Effects of RNase L and Xrn1 knockdown on SvsRNA accumulation. (A and D) RNase L and Xrn1 knockdown in SINV-infected HEK293 cells was verified by Western blotting. Tubulin (Tub) was used as a normalizer. sictrl, control siRNA; siRNaseL, RNase L-specific siRNA; siXrn1, Xrn1-specific siRNA. (B and E) SINV genomic RNA was quantified by RT-qPCR, before and after RNase L or Xrn1 KD. The relative quantification is normalized to GAPDH levels and is represented on a logarithmic scale as a mean of three replicates. (C and F) Northern blot analysis on total RNA from infected HEK293 cells before and after RNase L or Xrn1 KD. U6 was used as a normalizer.

FIG 3

Characterization of 5′ and 3′ extremities of SvsRNA-1. (A) Synthetic oligonucleotides that have 5′ OH or 5′ P ends or total RNA were treated with Terminator exonuclease (+) or not treated with Terminator (−) before being analyzed by Northern blotting. (B) β-elimination on HEK293-SINV total RNA followed by Northern blotting of SvsRNA-1 and miR-16 after migration on 17.5% polyacrylamide gel.
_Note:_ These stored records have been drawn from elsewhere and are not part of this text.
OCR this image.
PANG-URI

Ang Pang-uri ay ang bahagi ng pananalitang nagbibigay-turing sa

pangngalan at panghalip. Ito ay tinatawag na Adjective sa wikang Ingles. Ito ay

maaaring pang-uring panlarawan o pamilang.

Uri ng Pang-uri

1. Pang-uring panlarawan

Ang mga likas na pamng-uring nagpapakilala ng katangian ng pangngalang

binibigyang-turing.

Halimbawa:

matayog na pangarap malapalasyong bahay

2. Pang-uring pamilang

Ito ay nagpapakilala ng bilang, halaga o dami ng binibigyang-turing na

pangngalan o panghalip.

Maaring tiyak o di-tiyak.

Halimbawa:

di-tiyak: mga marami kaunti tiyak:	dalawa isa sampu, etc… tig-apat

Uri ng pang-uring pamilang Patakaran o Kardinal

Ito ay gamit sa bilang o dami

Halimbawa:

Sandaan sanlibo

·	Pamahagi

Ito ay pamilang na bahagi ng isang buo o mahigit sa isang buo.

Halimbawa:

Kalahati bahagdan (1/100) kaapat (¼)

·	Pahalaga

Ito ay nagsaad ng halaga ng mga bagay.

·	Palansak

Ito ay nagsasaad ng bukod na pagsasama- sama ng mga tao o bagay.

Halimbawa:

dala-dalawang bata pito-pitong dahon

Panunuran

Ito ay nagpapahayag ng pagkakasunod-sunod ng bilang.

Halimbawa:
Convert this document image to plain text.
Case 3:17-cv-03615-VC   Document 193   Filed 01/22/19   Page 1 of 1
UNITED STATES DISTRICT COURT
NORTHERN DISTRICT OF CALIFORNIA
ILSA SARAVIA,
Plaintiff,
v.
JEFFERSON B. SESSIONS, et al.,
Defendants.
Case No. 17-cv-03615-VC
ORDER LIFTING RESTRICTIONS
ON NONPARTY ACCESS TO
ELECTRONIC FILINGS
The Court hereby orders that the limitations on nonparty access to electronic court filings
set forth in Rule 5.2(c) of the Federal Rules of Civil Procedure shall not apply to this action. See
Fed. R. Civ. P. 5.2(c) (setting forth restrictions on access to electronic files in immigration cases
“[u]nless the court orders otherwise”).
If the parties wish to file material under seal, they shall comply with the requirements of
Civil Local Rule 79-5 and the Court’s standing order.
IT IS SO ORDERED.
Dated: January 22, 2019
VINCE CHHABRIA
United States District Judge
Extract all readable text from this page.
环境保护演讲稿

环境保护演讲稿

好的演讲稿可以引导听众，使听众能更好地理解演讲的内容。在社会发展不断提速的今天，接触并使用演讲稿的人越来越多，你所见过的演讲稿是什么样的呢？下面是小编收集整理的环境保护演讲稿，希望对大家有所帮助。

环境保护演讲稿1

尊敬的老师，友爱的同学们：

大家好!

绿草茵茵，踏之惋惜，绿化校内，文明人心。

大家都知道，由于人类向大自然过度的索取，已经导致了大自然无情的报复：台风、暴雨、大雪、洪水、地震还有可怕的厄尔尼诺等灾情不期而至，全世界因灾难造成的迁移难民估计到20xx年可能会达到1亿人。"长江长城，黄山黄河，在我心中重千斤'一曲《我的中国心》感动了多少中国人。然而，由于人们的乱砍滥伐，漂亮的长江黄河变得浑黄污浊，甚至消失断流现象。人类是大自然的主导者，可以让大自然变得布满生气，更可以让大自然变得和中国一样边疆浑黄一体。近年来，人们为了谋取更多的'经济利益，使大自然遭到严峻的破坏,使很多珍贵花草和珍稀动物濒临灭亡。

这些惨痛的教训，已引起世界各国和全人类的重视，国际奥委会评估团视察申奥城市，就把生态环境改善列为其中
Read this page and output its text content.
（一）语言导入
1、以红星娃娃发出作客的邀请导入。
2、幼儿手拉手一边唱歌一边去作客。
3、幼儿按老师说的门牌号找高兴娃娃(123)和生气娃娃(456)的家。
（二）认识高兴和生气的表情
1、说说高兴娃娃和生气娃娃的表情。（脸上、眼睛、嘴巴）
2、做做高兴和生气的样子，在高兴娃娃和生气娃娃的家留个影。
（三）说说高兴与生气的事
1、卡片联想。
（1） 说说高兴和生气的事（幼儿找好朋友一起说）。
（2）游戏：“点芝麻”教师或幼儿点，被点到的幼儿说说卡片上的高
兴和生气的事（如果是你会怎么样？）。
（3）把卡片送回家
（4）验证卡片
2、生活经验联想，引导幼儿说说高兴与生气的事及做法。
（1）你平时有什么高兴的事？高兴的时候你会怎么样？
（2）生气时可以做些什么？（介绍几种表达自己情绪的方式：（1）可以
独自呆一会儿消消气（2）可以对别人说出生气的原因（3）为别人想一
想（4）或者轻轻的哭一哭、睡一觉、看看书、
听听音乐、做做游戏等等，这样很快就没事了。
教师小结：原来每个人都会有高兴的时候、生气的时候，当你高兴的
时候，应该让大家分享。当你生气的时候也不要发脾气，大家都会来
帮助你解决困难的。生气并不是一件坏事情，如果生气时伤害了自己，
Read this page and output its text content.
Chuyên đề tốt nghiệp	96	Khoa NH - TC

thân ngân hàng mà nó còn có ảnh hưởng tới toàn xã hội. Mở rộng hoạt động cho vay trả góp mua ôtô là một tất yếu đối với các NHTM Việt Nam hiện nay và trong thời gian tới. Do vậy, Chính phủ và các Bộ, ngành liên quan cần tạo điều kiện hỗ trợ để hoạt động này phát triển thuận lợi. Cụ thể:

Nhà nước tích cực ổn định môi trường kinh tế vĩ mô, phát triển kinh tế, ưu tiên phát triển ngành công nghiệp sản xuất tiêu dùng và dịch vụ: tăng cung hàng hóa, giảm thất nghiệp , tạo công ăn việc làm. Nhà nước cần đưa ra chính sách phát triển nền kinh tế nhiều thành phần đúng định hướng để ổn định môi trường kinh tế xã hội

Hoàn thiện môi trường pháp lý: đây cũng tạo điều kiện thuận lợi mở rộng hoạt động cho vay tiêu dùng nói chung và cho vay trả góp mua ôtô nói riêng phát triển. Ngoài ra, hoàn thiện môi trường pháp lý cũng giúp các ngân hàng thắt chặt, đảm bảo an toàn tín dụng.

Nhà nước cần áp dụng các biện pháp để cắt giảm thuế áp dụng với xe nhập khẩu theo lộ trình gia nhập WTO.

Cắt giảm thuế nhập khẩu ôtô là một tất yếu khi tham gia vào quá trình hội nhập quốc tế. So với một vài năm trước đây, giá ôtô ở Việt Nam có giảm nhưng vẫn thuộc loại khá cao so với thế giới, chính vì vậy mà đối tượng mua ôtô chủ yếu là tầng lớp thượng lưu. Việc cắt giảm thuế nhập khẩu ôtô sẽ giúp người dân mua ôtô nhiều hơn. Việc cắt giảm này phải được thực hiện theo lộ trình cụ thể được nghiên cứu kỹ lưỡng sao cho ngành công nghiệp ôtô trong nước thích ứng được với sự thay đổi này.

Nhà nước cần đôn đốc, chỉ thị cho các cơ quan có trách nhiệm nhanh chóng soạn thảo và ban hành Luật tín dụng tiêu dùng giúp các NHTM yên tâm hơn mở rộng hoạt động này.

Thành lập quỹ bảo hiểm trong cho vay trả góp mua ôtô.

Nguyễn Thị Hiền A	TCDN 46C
Asterisks denote putative precursors of SvsRNA-1. (C) Synthetic SvsRNA-1 molecules that have 3′ P, 3′ OH, or 3′ OH 2′-O-me ends were treated with calf intestinal phosphatase (CIP) (lanes 2, 4, 6, 8, 10, 12, 14, and 16). Dephosphorylation was followed by β-elimination (lanes 4, 8, 12, and 16). oligo, oligonucleotide; me, methyl; elim, elimination.

FIG 4

SINV genomic RNA is modified. (A) Schematic diagram of the primer design for RTL-P to detect the presence of 2′-O-methylated nucleotides (m) on the viral genome. SvsRNA-1 is indicated in red. (B) Detection of methylation by RTL-P under both high and low dNTP concentrations and PCR cycles on SINV-infected HEK293 cells. The ratio of PCR signal intensity is indicated beneath each lane. (C) Primer extension mapping of 2′-O-methylated nucleotides. Lanes U, G, C, and A represent dideoxy sequencing reactions performed on the in vitro transcript amplified for the same viral region. Asterisks indicate stops of the reverse transcriptase.

FIG 5

Deep sequencing upon periodate oxidation in SINV-infected HEK293 cells. (A) Distribution of viral reads mapping to the SINV genome. The abundance of small RNAs was calculated and plotted as the sum of normalized reads (per 10⁵ viral reads) in each single-nucleotide sliding window along the SINV RNA. The small black arrows indicate the peaks chosen for Northern blot validation. (B) Size distribution of SINV-derived small RNA populations. The percentage of viral sRNAs deriving from the genomic sense strand in each size class is shown as a percentage of the total viral small RNA reads for this strand. Data from SINV-infected HEK293 cell samples treated with NaIO₄ or not treated with NaIO₄ (NT) are shown. (C) Relative nucleotide frequency per position. The viral reads with 0 mismatch to the SINV positive strand were considered for this analysis. Only the last five nucleotides from the 3′ end of each sequence are displayed.